Wolford also instructs on the “art of asking questions.” Lots of people think conversations mean, “I share, you share, I share, you share,” he said. What should happen is, “I share, you ask a question,” he said. He’s teaching his clients to both amplify and repeat back to people their answers to questions and then ask questions in response.

“The art of question asking and sharing as a rhythm as opposed to just sharing about yourself is something that I encourage in-person communication to look like,” he said.

Natalie Houston, a licensed professional counselor with Insight Counseling Group, LLC in Bend, said teen anxiety around face-to-face interactions with their peers has become a main focus of her practice, which she said is both fascinating and scary. Like Wolford, Houston said using social media and texting feels safer for today’s adolescents because it allows them to hide their emotions.

“And yet connecting at an emotional level is what bonds us together and contributes to the quality of human experience,” she said. “It’s really about emotional connection, and that is very hard to do with these other modes of communication.”

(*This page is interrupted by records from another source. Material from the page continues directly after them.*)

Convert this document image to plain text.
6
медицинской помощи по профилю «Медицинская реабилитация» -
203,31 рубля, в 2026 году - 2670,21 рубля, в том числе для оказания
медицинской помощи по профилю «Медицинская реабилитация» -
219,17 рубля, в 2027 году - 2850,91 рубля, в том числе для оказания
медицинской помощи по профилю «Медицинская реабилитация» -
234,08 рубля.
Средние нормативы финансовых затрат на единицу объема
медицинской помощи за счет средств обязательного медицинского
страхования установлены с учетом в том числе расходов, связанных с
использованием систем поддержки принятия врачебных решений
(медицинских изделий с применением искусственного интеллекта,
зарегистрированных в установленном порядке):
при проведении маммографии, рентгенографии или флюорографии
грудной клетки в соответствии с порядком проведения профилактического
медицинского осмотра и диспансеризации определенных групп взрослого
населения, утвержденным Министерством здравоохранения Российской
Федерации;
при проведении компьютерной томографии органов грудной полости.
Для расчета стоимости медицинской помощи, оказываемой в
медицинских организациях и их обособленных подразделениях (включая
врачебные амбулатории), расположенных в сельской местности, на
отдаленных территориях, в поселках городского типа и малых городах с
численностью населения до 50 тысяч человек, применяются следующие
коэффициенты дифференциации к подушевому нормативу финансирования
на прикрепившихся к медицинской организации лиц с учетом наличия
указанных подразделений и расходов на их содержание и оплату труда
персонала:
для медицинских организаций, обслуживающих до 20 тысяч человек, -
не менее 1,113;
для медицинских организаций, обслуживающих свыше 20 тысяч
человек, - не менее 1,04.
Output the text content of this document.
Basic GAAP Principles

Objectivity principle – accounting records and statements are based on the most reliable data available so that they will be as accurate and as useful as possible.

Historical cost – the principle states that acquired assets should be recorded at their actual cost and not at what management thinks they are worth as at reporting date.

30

It’s unclear whether Teo’s study accounted for social media use; that depends on how subjects interpreted a survey question that asked about email and written contact, he said. Personally, Teo said, he would interpret a Facebook message as a form of written communication. His next study will focus specifically on social media use and depression.

The fact that depression and social isolation are so common makes them crucial topics to study, Teo said. Depression is more than just feeling blue; it’s truly debilitating.

“It really affects people’s ability to work, people’s ability to be, of course, happy and healthy, and it affects people around them — family, too,” he said. “So it’s an important health outcome.”